Evaluation of the Antimalarial Effect of Ferulago angulata (Schlecht.) Boiss. Extract and Suberosin Epoxide Against Plasmodium berghei in Comparison with Chloroquine Using in-vivo Test

authors:

avatar Seyed Ebrahim Sajjadi a , * , avatar Nader Pestechian b , avatar Mahnaz Kazemi c , avatar Mohammad-Ali Mohaghegh b , avatar Ahmad Hosseini-Safa b

Department of Pharmacognosy, School of Pharmacy, Isfahan University of Medical Sciences, Isfahan, Iran.
Department of Parasitology, School of Medicine, Isfahan University of Medical Sciences, Isfahan, Iran.
Isfahan Pharmaceutical Sciences Research Center, Isfahan University of Medical Sciences, Isfahan, Iran.
Iranian Journal of Pharmaceutical Research : IJPR: Vol.15, issue 3; 515-521
article type: Original Article
received: January , 2015
accepted: March , 2015
DOI: https://doi.org/10.22037/ijpr.2016.1894

how to cite: Sajjadi S E, Pestechian N, Kazemi M, Mohaghegh M, Hosseini-Safa A. Evaluation of the Antimalarial Effect of Ferulago angulata (Schlecht.) Boiss. Extract and Suberosin Epoxide Against Plasmodium berghei in Comparison with Chloroquine Using in-vivo Test.

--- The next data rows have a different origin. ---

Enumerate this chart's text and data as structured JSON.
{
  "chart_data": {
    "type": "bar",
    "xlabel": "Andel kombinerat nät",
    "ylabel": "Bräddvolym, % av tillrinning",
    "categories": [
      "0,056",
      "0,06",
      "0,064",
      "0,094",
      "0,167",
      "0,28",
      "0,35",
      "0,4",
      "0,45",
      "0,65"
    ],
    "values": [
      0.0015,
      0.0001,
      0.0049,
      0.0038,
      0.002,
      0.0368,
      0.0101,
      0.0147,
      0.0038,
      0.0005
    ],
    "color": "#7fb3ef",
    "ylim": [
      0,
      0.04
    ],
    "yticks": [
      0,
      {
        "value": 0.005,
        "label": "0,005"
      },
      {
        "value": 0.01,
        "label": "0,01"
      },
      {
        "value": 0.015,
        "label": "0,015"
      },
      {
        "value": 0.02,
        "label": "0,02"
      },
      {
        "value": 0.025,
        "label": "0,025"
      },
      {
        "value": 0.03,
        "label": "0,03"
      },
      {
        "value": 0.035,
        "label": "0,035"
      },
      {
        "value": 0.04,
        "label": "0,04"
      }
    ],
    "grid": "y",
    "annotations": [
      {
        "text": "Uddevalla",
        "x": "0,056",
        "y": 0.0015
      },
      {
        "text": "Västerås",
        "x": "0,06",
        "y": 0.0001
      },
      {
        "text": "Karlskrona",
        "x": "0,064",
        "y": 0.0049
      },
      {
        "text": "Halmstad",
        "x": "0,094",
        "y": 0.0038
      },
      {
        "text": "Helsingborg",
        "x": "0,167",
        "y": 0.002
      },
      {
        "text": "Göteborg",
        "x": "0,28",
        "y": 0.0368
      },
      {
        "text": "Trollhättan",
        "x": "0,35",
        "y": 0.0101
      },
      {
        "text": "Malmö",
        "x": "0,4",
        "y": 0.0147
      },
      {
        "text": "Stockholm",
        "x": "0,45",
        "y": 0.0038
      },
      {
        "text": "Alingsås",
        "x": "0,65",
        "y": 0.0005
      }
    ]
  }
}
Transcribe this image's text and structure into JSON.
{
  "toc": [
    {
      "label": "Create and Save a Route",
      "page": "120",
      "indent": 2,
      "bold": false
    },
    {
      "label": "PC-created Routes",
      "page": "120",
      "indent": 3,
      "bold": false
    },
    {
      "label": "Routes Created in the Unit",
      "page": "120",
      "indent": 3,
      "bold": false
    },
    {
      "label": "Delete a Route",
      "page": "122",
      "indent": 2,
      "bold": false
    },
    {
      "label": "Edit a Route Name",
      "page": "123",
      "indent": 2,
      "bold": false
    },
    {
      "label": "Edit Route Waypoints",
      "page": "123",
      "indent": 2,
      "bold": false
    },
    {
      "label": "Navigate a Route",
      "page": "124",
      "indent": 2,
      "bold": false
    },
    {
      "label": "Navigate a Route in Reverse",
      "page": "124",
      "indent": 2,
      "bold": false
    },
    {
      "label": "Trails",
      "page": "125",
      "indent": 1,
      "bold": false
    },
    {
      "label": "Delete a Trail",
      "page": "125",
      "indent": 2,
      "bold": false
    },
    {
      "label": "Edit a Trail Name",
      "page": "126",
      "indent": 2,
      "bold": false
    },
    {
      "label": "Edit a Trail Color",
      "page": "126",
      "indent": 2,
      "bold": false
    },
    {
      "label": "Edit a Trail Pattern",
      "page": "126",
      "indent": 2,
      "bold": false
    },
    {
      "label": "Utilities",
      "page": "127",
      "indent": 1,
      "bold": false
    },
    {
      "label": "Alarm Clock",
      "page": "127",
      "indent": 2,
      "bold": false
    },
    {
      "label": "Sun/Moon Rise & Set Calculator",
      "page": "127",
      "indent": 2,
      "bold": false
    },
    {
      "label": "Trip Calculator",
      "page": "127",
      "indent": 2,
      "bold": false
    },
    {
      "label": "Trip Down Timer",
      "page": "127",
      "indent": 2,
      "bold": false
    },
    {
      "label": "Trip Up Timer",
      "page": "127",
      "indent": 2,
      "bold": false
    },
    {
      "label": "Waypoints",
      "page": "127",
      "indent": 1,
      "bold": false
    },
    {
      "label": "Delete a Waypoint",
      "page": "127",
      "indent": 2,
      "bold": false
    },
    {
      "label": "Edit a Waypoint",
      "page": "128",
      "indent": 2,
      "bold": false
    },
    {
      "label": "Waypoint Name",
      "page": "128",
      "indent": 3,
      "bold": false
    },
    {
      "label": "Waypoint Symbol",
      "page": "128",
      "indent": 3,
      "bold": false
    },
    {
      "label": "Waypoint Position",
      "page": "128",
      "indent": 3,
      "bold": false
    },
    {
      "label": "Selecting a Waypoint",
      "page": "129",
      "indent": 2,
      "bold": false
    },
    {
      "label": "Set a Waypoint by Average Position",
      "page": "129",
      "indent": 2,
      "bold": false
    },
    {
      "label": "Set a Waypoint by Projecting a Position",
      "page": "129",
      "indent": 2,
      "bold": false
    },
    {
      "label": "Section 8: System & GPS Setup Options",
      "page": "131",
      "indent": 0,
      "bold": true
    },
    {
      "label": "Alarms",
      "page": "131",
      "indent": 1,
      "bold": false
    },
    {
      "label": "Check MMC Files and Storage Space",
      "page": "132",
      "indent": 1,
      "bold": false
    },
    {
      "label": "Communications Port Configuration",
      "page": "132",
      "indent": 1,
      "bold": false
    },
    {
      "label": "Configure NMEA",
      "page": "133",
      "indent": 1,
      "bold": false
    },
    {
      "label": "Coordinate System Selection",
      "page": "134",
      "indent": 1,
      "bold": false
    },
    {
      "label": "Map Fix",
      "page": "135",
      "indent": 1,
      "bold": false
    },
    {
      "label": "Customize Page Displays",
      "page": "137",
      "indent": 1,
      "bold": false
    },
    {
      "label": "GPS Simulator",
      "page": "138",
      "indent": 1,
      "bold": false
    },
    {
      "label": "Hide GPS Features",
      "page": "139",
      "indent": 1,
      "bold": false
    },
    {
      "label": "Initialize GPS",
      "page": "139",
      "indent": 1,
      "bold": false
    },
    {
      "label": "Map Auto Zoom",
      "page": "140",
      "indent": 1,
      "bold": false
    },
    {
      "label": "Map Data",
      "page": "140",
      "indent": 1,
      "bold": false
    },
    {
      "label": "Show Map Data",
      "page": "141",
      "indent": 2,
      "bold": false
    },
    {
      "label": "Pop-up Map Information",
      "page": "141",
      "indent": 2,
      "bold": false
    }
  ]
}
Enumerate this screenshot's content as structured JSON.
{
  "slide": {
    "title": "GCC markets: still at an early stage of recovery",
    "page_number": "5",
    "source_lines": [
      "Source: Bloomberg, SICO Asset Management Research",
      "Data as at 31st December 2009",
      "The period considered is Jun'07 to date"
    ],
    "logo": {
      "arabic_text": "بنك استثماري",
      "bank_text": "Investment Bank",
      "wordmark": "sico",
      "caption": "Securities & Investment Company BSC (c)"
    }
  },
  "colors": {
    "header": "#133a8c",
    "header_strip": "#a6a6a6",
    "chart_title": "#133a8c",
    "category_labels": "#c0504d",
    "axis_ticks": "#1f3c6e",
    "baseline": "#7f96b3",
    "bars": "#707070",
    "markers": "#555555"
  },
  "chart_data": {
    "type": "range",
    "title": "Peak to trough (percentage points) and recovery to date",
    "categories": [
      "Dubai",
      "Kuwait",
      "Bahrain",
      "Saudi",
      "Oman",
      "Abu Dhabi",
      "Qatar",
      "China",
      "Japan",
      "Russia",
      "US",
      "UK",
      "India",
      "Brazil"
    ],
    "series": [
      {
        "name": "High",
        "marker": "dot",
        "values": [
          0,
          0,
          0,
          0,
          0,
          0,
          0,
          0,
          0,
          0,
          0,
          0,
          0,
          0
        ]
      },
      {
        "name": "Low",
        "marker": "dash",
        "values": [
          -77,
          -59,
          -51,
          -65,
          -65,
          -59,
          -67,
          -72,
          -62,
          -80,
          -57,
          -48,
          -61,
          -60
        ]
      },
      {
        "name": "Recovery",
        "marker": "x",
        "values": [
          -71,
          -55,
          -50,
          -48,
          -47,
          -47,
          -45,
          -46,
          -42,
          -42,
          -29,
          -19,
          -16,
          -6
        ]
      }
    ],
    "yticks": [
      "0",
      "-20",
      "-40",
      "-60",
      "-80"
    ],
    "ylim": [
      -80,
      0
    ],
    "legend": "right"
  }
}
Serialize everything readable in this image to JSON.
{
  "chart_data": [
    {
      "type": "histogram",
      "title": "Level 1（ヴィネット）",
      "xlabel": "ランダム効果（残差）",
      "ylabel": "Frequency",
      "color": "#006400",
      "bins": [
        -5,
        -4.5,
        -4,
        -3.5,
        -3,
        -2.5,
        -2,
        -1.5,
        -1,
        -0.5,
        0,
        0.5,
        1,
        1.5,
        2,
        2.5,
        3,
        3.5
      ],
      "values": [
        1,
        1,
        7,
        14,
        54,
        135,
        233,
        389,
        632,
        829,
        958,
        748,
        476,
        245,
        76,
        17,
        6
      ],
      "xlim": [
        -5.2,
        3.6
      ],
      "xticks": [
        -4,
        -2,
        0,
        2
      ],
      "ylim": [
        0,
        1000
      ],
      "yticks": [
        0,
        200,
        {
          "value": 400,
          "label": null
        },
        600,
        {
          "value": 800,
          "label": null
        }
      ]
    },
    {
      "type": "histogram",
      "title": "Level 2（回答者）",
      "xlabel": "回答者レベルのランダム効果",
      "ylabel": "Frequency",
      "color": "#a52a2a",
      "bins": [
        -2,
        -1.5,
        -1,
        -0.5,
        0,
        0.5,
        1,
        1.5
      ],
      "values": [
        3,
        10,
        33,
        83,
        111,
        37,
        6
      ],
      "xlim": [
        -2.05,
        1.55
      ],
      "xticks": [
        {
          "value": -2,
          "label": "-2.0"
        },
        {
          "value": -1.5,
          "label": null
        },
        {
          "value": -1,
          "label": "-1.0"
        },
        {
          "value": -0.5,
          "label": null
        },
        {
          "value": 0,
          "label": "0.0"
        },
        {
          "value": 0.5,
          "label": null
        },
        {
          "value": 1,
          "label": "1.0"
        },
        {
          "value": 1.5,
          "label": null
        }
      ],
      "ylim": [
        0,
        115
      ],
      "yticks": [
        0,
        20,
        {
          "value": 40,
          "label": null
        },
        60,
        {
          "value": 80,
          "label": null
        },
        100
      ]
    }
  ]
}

Iran J Pharm Res. 2016;15(3):e125133. https://doi.org/10.22037/ijpr.2016.1894.

Abstract

Resistance to most antimalarial drugs has encouraged the development of novel drugs. An alternative source for discovering such drugs is natural products. Some Ferulago species are used in folk medicine for their sedative, tonic and anti-parasitic effects. Besides, coumarins isolated from this genus found to have in vitro anti-leishmanicidal effect. The present study is aimed to evaluate the in-vivo antimalarial activity of Ferulago angulata (Schlecht.) Boiss. extract and suberosin epoxide, using suarian mice. A rodent malaria parasite, Plasmodium berghei was used to inoculate healthy male Swiss Albino mice of age 6-8 weeks and weight 23-27 g. Hydro-alcoholic extract of F. angulata (20, 100, 300, 600 mg/Kg) and suberosin epoxide suspension (10, 30, 50, 100 mg/Kg) were administered subcutaneously. Parameters including percentage of parasitemia, suppression of parasitemia and mean survival time were determined using standard test such as peter٬s.
Chemo-protective effects were exerted by the crude extract and suberosin epoxide. Maximum effect was observed with the larger doses of the crude extract and suberosin epoxide. Suberosin epoxide increased the survival time compared to chloroquine. However, the results of this study indicate that the plant has a promising anti-plasmodial activity against plasmodium berghei. Thus, it could be considered as a potential source of new antimalarial agents. Suberosin epoxide at the dose of 100 mg/Kg possesses relatively significant antimalarial effect. Chemical derivatization of the parent compound or preparation of the modified formulation is required to improve its systemic bioavailability.

Introduction

Malaria is one the most prevalent, widespread parasitic infectious disease in the world, which causes approximately 0.7-1 million deaths per year. Nearly half of the world population is at the risk of malaria (1, 2). Most of the cases (78%) occur in the African region, Southeast Asia (15%) and eastern Mediterranean regions (5%) (3). Drug resistant of plasmodium falciparum have been found in many endemic areas of the world and many of conventional antimalarial drugs have been associated with treatment failure. The disease is endemic in Iran with 16000 cases in 2008 (4). Despite intensive efforts to control malaria, the disease continues to be one of the greatest health problems in south eastern part of the country. In Iran P. falciparum resistance to chloroquine has been reported since 1983 (5). Due to the increasing resistance of the parasite to available drugs, development of new agents is one of the main ways to overcome this issue. Antimalarial drug development can be done by minor modifications of existing agents or designing novel agents (6).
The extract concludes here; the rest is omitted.